The film was nominated in six categories and bagged five of them - Best Supporting Actress; Best Adapted Screenplay; Best Art Direction - Black-and-White; Best Cinematography - Black-and-White; Best Costume Design - Black-and-White. And the biggest part was it was not nominated for Best Film or Best Director but yet bagged big ones.
Several locations shown in the film of making films by Shields were actual MGM studio locations. The end credits appear after "The End", showcasing the cast members with the role they played. The film has a theme song "The Bad and the Beautiful" aka "Love is for Very Young" written by David Raksin. This song has since become a jazz standard. Listen it here
There is a scene where Georgia comes from a celebration to Shield's home to celebrate her success with him. But she finds him with another bit actress and throws her out. A similar scene was penned by Nalini Singh in her 2015 book, Rock Redemption, the third book in the Rock Kiss series. She has the hero Noah do a similar thing to the heroine Kit when she was just a bit artist and he was an upcoming singer. Nalini has her reasons for the characters do that, which are totally different from this movie. But I couldn’t help but compare that.
Even with the fame the film got, it had to go through rigors of the censors because of the six times the word "Sex" was mentioned in the movie. It definitely wouldn’t have been a big deal in today's filmmakers.
I still couldn’t agree to anything that Pebbel gives as reasons for how Shields behaved with them even though it ended up getting them success. It is utterly immoral, highly improper and above all heavily unethical. And yet the three characters eventually end up being intrigued on Shields plans. I would have liked a much better ending of Shields, like dying or showing remorse or something.

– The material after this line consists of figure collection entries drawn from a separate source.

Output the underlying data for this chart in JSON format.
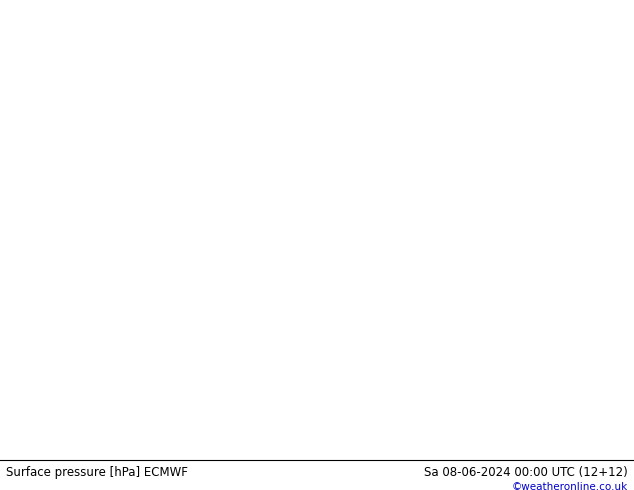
{
  "title_left": "Surface pressure [hPa] ECMWF",
  "title_right": "Sa 08-06-2024 00:00 UTC (12+12)",
  "credit": "©weatheronline.co.uk",
  "credit_color": "#0000cc",
  "fig_width": 6.34,
  "fig_height": 4.9,
  "dpi": 100,
  "footer_text_color": "#000000",
  "contour_black_color": "#000000",
  "contour_red_color": "#cc0000",
  "contour_blue_color": "#0000cc",
  "label_fontsize": 6.5,
  "footer_fontsize": 8.5,
  "credit_fontsize": 7.5,
  "land_green": [
    0.78,
    0.91,
    0.73
  ],
  "land_gray": [
    0.75,
    0.75,
    0.75
  ],
  "ocean_light": [
    0.88,
    0.88,
    0.9
  ],
  "sea_light": [
    0.82,
    0.87,
    0.95
  ],
  "lon_min": -45,
  "lon_max": 65,
  "lat_min": 25,
  "lat_max": 72
}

A tale of one person who betrays every person he comes across and in the end gets away with it; a tale that has so much less moral compass once the show biz hits your senses and drugs you on it. A movie that shows how show business works for real, makes you think more than once to enter that trade. No wonder an Oscar winner, and despite my bias, worth watching.
1) Movie Trivia:
a. The same team who made this film - Director Vincente Minnelli, Producer John Houseman Screenwriter Charles Schnee, Composer David Raksin, Actor Kirk Douglas and MGM Studio - made another film 10 years later, the 1962 Two Weeks in Another Town. The song "Don’t Blame Me" also gets repeated in this film but Leslie Uggrams sings this time. Also The Bad and the Beautiful scene is shown in Two Weeks in Another Town where the cast are watching the film.
b. Walter Pidgeon comments that he had celebrated his 60th birthday 5 years ago in the film. At the time of the making of the film he was only 55 years old.
c. In their earlier career Shields-Amiel make a film called The Doom of the Cat Men. The inspiration used in the movie comes from the 1942 American horror film Cat People.
d. Note the marquee announcing the movie Anna Karenina starring Greta Garbo and F March on the movie theater where Shields-Amiel were presenting their first horror film.
2) Grammatical / Historical / Location / Character Errors:
a. In George Lorrison's house, Jonathan cuts a drawing from the wallpaper and holds it unrolled, but the very next scene it is half-rolled in his hands.
b. When Jonathan is shining his flashlight at the girl in the attic, at one point she drops the ladder and when he tries to grab the flashlight is facing away from the girl, and yet the light is still focused on her legs.
c. At the end of the shooting of a picture, Jonathan mouths "nine" to Georgia but shows only "8 fingers".